O Tribunal de Contas da União (TCU), atuando independentemente da Lava Jato, expôs uma série de ilicitudes nos contratos da Petrobras. Na construção da Refinaria Abreu e Lima, em Pernambuco, por exemplo, o TCU identificou que o orçamento inicial de US$ 13,4 bilhões foi majorado para US$ 26,3 bilhões. Ao mesmo tempo que o custo final foi dobrado, a refinaria produz apenas metade dos 230 mil barris de petróleo inicialmente previstos. O TCU estimou que as perdas da Petrobras apenas em Abreu e Lima acumularam US$ 19 bilhões.

 

Similarmente, o TCU verificou que a torre Pirituba, em Salvador, inicialmente orçada em R$ 320 milhões, foi construída pela OAS e a Odebrecht por R$ 1,3 bilhão, e que a construção do Complexo Petroquímico do Rio de Janeiro – jamais concluída – gerou perdas de US$ 12,5 bilhões.

 

É conhecida a candura com que a ex-presidente Dilma Rousseff expôs os métodos petistas: “Nós podemos fazer o diabo quando é a hora da eleição”. Ironicamente, o PT, ciente de que ninguém fez mais do que Dilma para arruinar o suposto legado de Lula, a incluiu no rol dos erros a serem esquecidos.

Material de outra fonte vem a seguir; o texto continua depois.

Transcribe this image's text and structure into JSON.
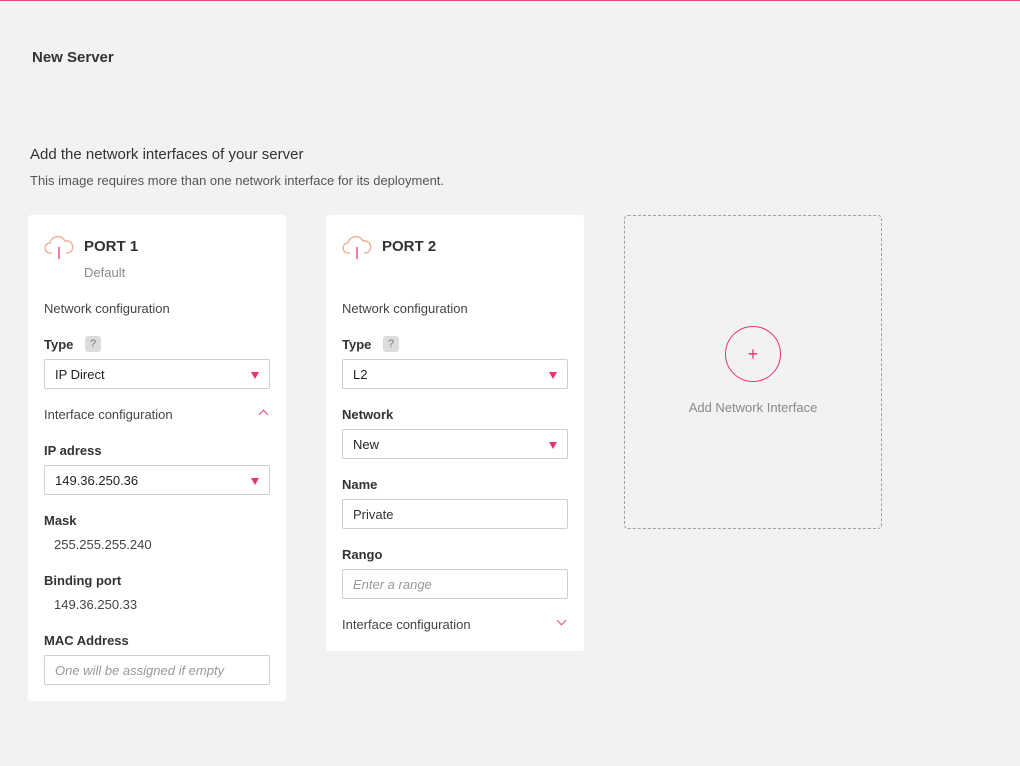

O ex-poste de Lula é hoje uma ausência garantida nos discursos e comícios do demiurgo de Garanhuns.

 

Lula, por sinal, afetou melindres em suas redes sociais: “Eu sou de um tempo onde a disputa era apenas eleitoral. Você não estava numa guerra. Seu adversário não era um inimigo”. Que o diga a ex-petista Marina Silva, sordidamente vilanizada pelos marqueteiros do PT nas campanhas de 2014, ou todos os brasileiros vilipendiados como “fascistas” simplesmente por recusarem o culto a Lula da Silva.

 

O despudor com que o PT tenta reescrever a história do País para edulcorar sua trágica passagem pelo poder rivaliza com o sistemático embuste bolsonarista, o que permite prever que a campanha de 2022, mantido o favoritismo de Lula e Bolsonaro, fará corar o próprio Pinóquio.